Sir Ian Cheshire, chair of Barclays UK and Debenhams and the former Kingfisher chief executive, will chair a major new Commission into the Future of Food and Farming, organised by the RSA [Royal Society for the encouragement of Arts, Manufactures and Commerce].
Announced ahead of the formal Commission launch next month [Tuesday 1 November], the two-year long Commission will help make the case for change to build a fairer food and farming system, ensuring a sustainable future for the UK’s countryside.
The news comes as the UK looks to overhaul its food policy as it is set to leave three separate but overlapping European institutions which have underpinned the UK’s policy for the last 40 years:
- The European Union and its Common Agricultural Policy - which sets the framework for farming subsidies and sets standards in food regulation and environmental protections.
- The Single Market, which also enables the free trade and distribution of food produce and free migration of workers. EU-born staff represent 20% of the permanent farming workforce and 90% of the seasonal workforce harvesting fruit and vegetables.
- The Customs Union, which places a shared tariff and quotas on goods like New Zealand lamb or American soy beans to participating countries, from areas outside the bloc.
Sir Ian will lead the Commission’s work on what a new system could look like: protecting standards and securing food supply; reforming public investment and the livelihoods of rural communities, and making the most of any new trading opportunities.
As Chair, Sir Ian will oversee a two-year programme, supported by the RSA in a secretariat capacity, which will:
- Develop a mandate for change for food, farming and the countryside for the UK.
- Shape a food, farming and countryside system that is fairer, and aligns more closely with UK population's expectations and values.
- Demonstrate how national policy can achieve change at local level.
Sir Ian Cheshire, Chair of the RSA’s Commission on Food, Farming and the Countryside, said:
“I’m delighted to be chairing this landmark Commission which couldn’t be timelier.
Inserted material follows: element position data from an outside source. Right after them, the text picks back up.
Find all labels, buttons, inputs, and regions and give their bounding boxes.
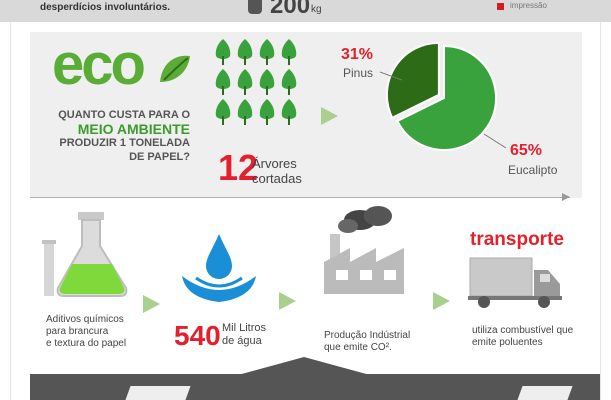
eucalipto-percent: 65% bbox=[510, 142, 543, 159]
pie-slice-pinus bbox=[385, 41, 440, 120]
factory-line-2: que emite CO². bbox=[324, 342, 392, 353]
factory-icon bbox=[324, 206, 404, 294]
trees-label-line-2: cortadas bbox=[252, 171, 302, 186]
top-banner: desperdícios involuntários. 200 kg impre… bbox=[0, 0, 611, 22]
tree-icon bbox=[237, 99, 253, 125]
tree-icon bbox=[215, 99, 231, 125]
truck-icon bbox=[468, 257, 562, 308]
trees-grid bbox=[212, 38, 302, 126]
transport-text: utiliza combustível que emite poluentes bbox=[472, 325, 573, 349]
legend-swatch bbox=[497, 3, 504, 10]
tree-icon bbox=[281, 69, 297, 95]
arrow-right-icon bbox=[143, 295, 160, 313]
trees-count: 12 bbox=[218, 147, 259, 188]
factory-text: Produção Indústrial que emite CO². bbox=[324, 330, 410, 354]
flask-icon bbox=[42, 212, 128, 297]
question-highlight: MEIO AMBIENTE bbox=[77, 121, 190, 137]
tree-icon bbox=[259, 99, 275, 125]
eco-question: QUANTO CUSTA PARA O MEIO AMBIENTE PRODUZ… bbox=[40, 108, 190, 164]
transport-line-1: utiliza combustível que bbox=[472, 325, 574, 336]
leaf-icon bbox=[160, 55, 190, 82]
water-label: Mil Litros de água bbox=[222, 322, 266, 348]
question-line-3: DE PAPEL? bbox=[129, 151, 190, 163]
pinus-label: Pinus bbox=[343, 66, 374, 80]
eucalipto-label: Eucalipto bbox=[508, 163, 558, 177]
water-label-line-2: de água bbox=[222, 335, 262, 347]
tree-icon bbox=[281, 99, 297, 125]
pie-leader-lines bbox=[379, 71, 507, 149]
pie-slice-eucalipto bbox=[396, 44, 497, 151]
aditivos-text: Aditivos químicos para brancura e textur… bbox=[46, 314, 126, 350]
pie-chart bbox=[385, 41, 497, 151]
legend-label: impressão bbox=[510, 1, 547, 10]
question-line-1: QUANTO CUSTA PARA O bbox=[58, 109, 190, 121]
bottom-roof-shape bbox=[238, 357, 370, 375]
eco-logo-text: eco bbox=[52, 32, 146, 97]
tree-icon bbox=[259, 39, 275, 65]
bottom-band bbox=[30, 374, 600, 400]
trees-label: Árvores cortadas bbox=[252, 156, 302, 186]
aditivos-line-3: e textura do papel bbox=[46, 338, 127, 349]
arrow-right-icon bbox=[433, 292, 450, 310]
question-line-2: PRODUZIR 1 TONELADA bbox=[59, 137, 190, 149]
tree-icon bbox=[237, 69, 253, 95]
header-amount: 200 bbox=[270, 0, 311, 19]
tree-icon bbox=[281, 39, 297, 65]
water-drop-icon bbox=[182, 234, 256, 302]
trees-label-line-1: Árvores bbox=[252, 156, 297, 171]
transport-line-2: emite poluentes bbox=[472, 337, 543, 348]
header-left-text: desperdícios involuntários. bbox=[40, 2, 171, 13]
tree-icon bbox=[259, 69, 275, 95]
tree-icon bbox=[237, 39, 253, 65]
left-border bbox=[10, 22, 11, 400]
arrow-right-icon bbox=[279, 292, 296, 310]
tree-icon bbox=[215, 69, 231, 95]
header-unit: kg bbox=[311, 4, 322, 15]
water-amount: 540 bbox=[174, 320, 221, 351]
paper-stack-icon bbox=[517, 386, 573, 400]
paper-stack-icon bbox=[125, 386, 191, 400]
water-label-line-1: Mil Litros bbox=[222, 322, 267, 334]
aditivos-line-2: para brancura bbox=[46, 326, 109, 337]
arrow-right-icon bbox=[321, 107, 338, 125]
transport-title: transporte bbox=[470, 229, 564, 250]
right-border bbox=[600, 22, 601, 400]
divider-arrowhead bbox=[562, 193, 570, 201]
factory-line-1: Produção Indústrial bbox=[324, 330, 411, 341]
section-divider bbox=[30, 197, 570, 198]
tree-icon bbox=[215, 39, 231, 65]
pinus-percent: 31% bbox=[341, 46, 374, 63]
bottle-icon bbox=[248, 0, 262, 14]
aditivos-line-1: Aditivos químicos bbox=[46, 314, 124, 325]
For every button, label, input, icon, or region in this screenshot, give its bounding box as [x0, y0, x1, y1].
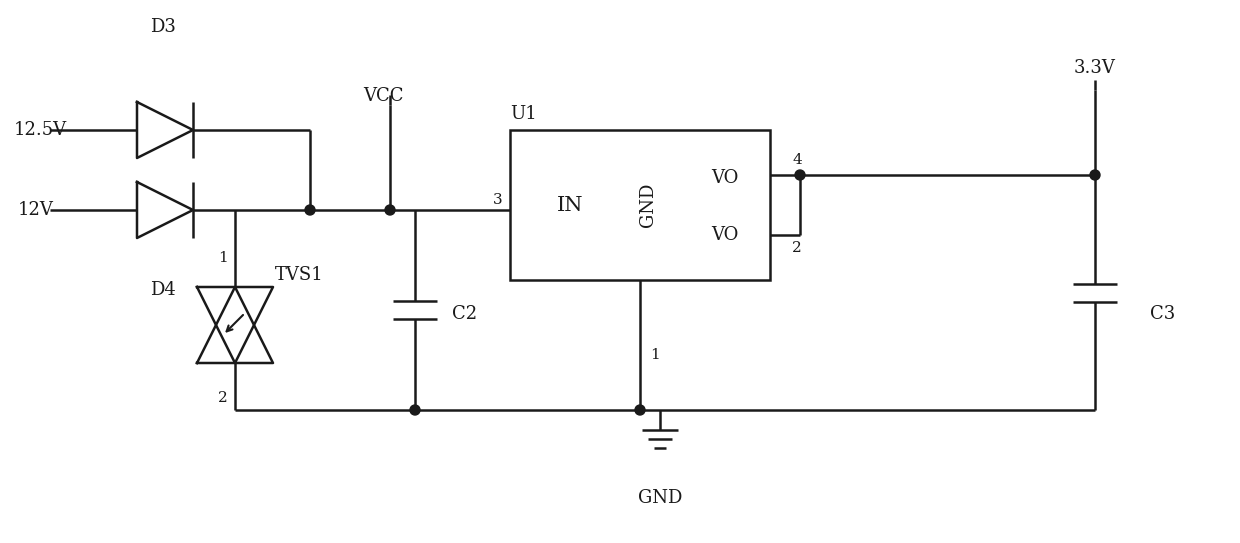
Bar — [510, 130, 770, 280]
Circle shape — [795, 170, 805, 180]
Text: 2: 2 — [792, 241, 802, 255]
Text: D3: D3 — [150, 18, 176, 36]
Text: TVS1: TVS1 — [275, 266, 324, 284]
Text: D4: D4 — [150, 281, 176, 299]
Text: 1: 1 — [650, 348, 660, 362]
Text: GND: GND — [637, 489, 682, 507]
Text: 3.3V: 3.3V — [1074, 59, 1116, 77]
Text: U1: U1 — [510, 105, 537, 123]
Text: VO: VO — [712, 226, 739, 244]
Circle shape — [410, 405, 420, 415]
Text: 3: 3 — [492, 193, 502, 207]
Circle shape — [305, 205, 315, 215]
Text: 2: 2 — [218, 391, 228, 405]
Text: C3: C3 — [1149, 305, 1176, 323]
Text: GND: GND — [639, 183, 657, 227]
Circle shape — [1090, 170, 1100, 180]
Text: 1: 1 — [218, 251, 228, 265]
Text: 4: 4 — [792, 153, 802, 167]
Text: VCC: VCC — [363, 87, 403, 105]
Text: 12.5V: 12.5V — [14, 121, 67, 139]
Text: IN: IN — [557, 195, 583, 214]
Text: VO: VO — [712, 169, 739, 187]
Circle shape — [384, 205, 396, 215]
Circle shape — [635, 405, 645, 415]
Text: C2: C2 — [453, 305, 477, 323]
Text: 12V: 12V — [19, 201, 53, 219]
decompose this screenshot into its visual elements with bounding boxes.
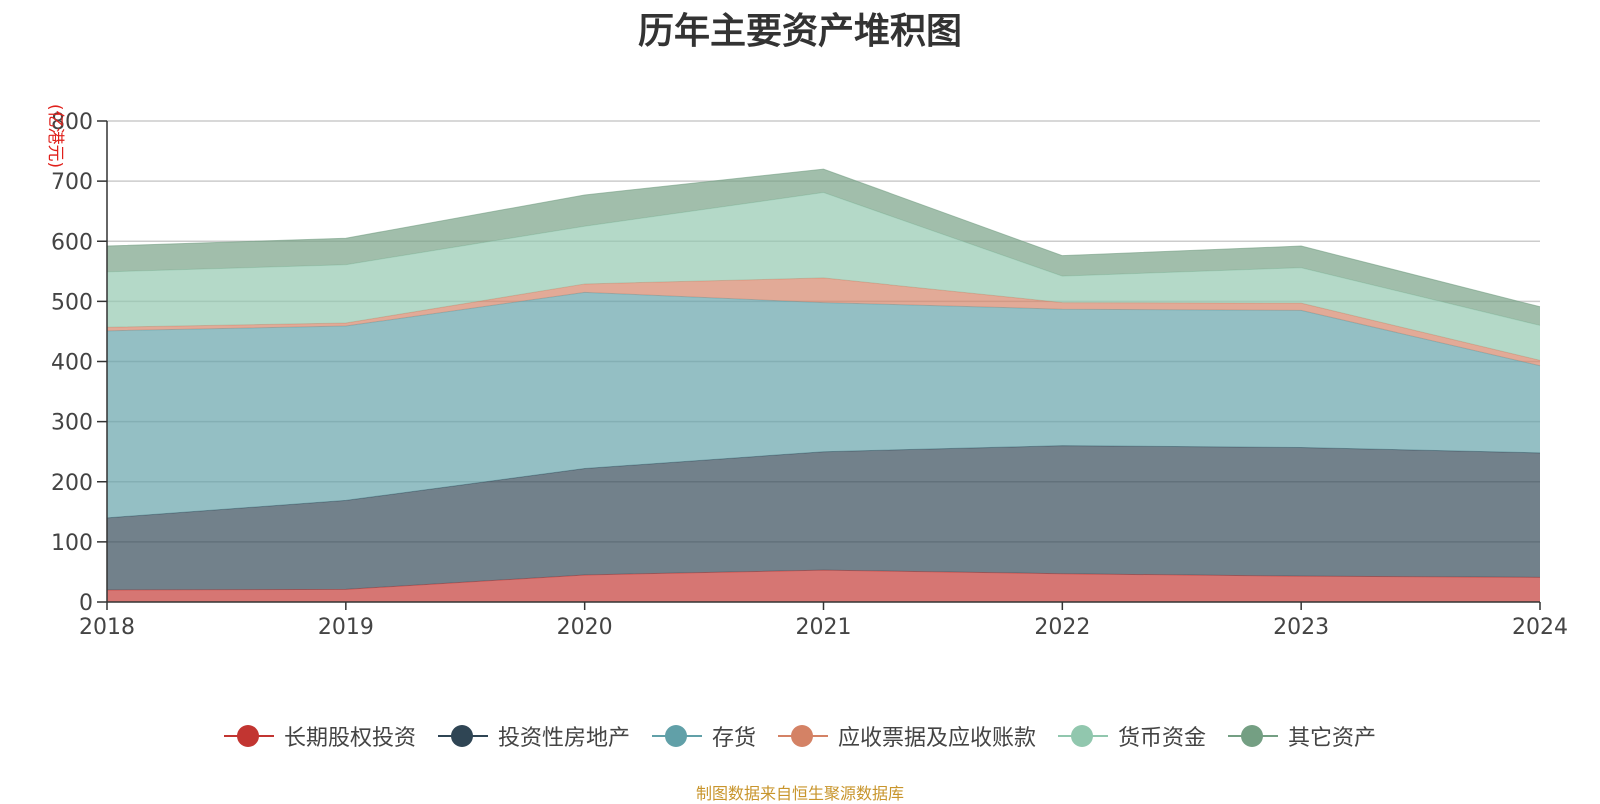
- area-series-edge-6: [106, 168, 1541, 308]
- y-tick-label: 800: [51, 110, 93, 135]
- y-tick-label: 0: [79, 591, 93, 616]
- legend-item[interactable]: 投资性房地产: [437, 720, 630, 752]
- chart-title: 历年主要资产堆积图: [637, 11, 962, 52]
- data-source-note: 制图数据来自恒生聚源数据库: [695, 784, 904, 803]
- series-areas: [106, 168, 1541, 602]
- legend-item[interactable]: 货币资金: [1058, 720, 1206, 752]
- legend-label: 应收票据及应收账款: [838, 726, 1037, 751]
- legend-marker-icon: [651, 724, 702, 748]
- x-tick-label: 2018: [79, 615, 135, 640]
- y-tick-label: 100: [51, 531, 93, 556]
- legend-marker-icon: [1228, 724, 1279, 748]
- legend-marker-icon: [437, 724, 488, 748]
- area-series-1: [107, 570, 1540, 602]
- legend-label: 其它资产: [1288, 726, 1377, 751]
- legend-label: 投资性房地产: [497, 726, 630, 751]
- legend-marker-icon: [778, 724, 828, 748]
- x-tick-label: 2024: [1512, 615, 1568, 640]
- y-tick-label: 400: [51, 351, 93, 376]
- y-axis-unit: (亿港元): [45, 104, 65, 168]
- y-tick-label: 600: [51, 230, 93, 255]
- legend-item[interactable]: 应收票据及应收账款: [778, 720, 1036, 752]
- legend-marker-icon: [223, 724, 274, 748]
- legend-label: 存货: [711, 726, 756, 751]
- x-tick-label: 2020: [557, 615, 613, 640]
- axes: 0 100 200 300 400 500 600 700 800 2018 2019 2020 202…: [51, 110, 1568, 640]
- x-tick-label: 2023: [1273, 615, 1329, 640]
- area-series-2: [107, 445, 1540, 590]
- y-tick-label: 200: [51, 471, 93, 496]
- y-tick-label: 500: [51, 290, 93, 315]
- area-series-4: [107, 277, 1540, 366]
- x-tick-label: 2021: [796, 615, 852, 640]
- legend-label: 货币资金: [1118, 726, 1207, 751]
- y-tick-label: 300: [51, 411, 93, 436]
- area-series-3: [107, 292, 1540, 518]
- legend: 长期股权投资 投资性房地产 存货 应收票据及应收账款 货币资金 其它资产: [0, 720, 1600, 752]
- legend-item[interactable]: 存货: [651, 720, 756, 752]
- x-tick-label: 2022: [1034, 615, 1090, 640]
- legend-label: 长期股权投资: [283, 726, 416, 751]
- area-series-5: [107, 192, 1540, 361]
- y-tick-label: 700: [51, 170, 93, 195]
- legend-marker-icon: [1058, 724, 1109, 748]
- legend-item[interactable]: 其它资产: [1228, 720, 1376, 752]
- legend-item[interactable]: 长期股权投资: [223, 720, 416, 752]
- x-tick-label: 2019: [318, 615, 374, 640]
- area-series-6: [107, 169, 1540, 326]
We will recommend how the UK should shape its food, farming and countryside policy and practice after Brexit, as a country which imports 40% of its food and where, until now, EU policy has defined the farming sector and our natural rural landscapes.
Leaving the Common Agricultural Policy will mean we need a whole new approach to how government ensures rural land – about 70% of which is farmed – delivers the greatest long-term benefit to UK society. Our food system is at the centre of this debate, and there are significant implications for the UK’s nations, regions and communities.
All this is against a backdrop of climate change, emerging aspirations on future trade policy, and our ever-evolving relationship to what we eat.
I’m looking forward to engaging with citizens, producers, consumers and businesses, and those representing the immense diversity of groups with a particular interest. Every one of us has a stake in navigating this vital aspect of Brexit, and to start to better understand how our choices shape the food, on our plates. A sustainable future for our countryside and our farming sector is a once-in-a-generation opportunity.”
Sir Ian Cheshire biography:
Sir Ian Cheshire is Chairman of Barclays UK and of Debenhams PLC. He also works with government departments across Whitehall in his role as Government Lead Non-Executive.
He worked for the home improvement retailing group Kingfisher PLC between 1998 and 2015, including 7 years as Group Chief Executive. He was also a trustee of Business in the Community, Chair of the British Retailing Consortium, and Chair of the Cambridge Institute for Sustainability Leadership’s Advisory Board.
He currently sits on the World Wildlife Fund’s Council of Ambassadors and is a trustee of the Prince of Wales’s Charitable Foundation.
In 2011, Sir Ian headed up the Ecosystem Markets Task Force, an independent, business-led programme which brought together experts from a range of sectors to look at how UK businesses can drive sustainable economic growth and profits. He was also a member of the government-appointed Business Taskforce, which published recommendations and principles for cutting EU red tape in 2013.
Sir Ian was knighted in 2014 for his services to business, sustainability and the environment. He is also a Chevalier of the Ordre National du Merite (National Order of Merit) of France and has won a number of awards for his contributions to retailing and sustainable business, including the Fortune WEF award for leadership in the circular economy and Sustainable Business Leader of the Year. Sir Ian is Fellow of the RSA.
Ash Singleton, email@example.com, 07799 737 970.
Notes to editors:
The Royal Society for the encouragement of Arts, Manufacturing and Commerce (The RSA) Commission into Food, Farming and the Countryside will be formally launched in London on 1 November.
The RSA’s history of supporting agricultural innovation stretches back to the 18th Century, and in recent decades the RSA has hosted a number of influential inquiries and Commissions, looking at issues from environmental sustainability to inclusive models of economic growth.
The Commission is financed via a major two-year grant from the Esmee Fairbairn Foundation. Esmée Fairbairn Foundation aims to improve the quality of life for people and communities throughout the UK both now and in the future. We do this by funding the charitable work of organisations who are building an inclusive, creative and sustainable society.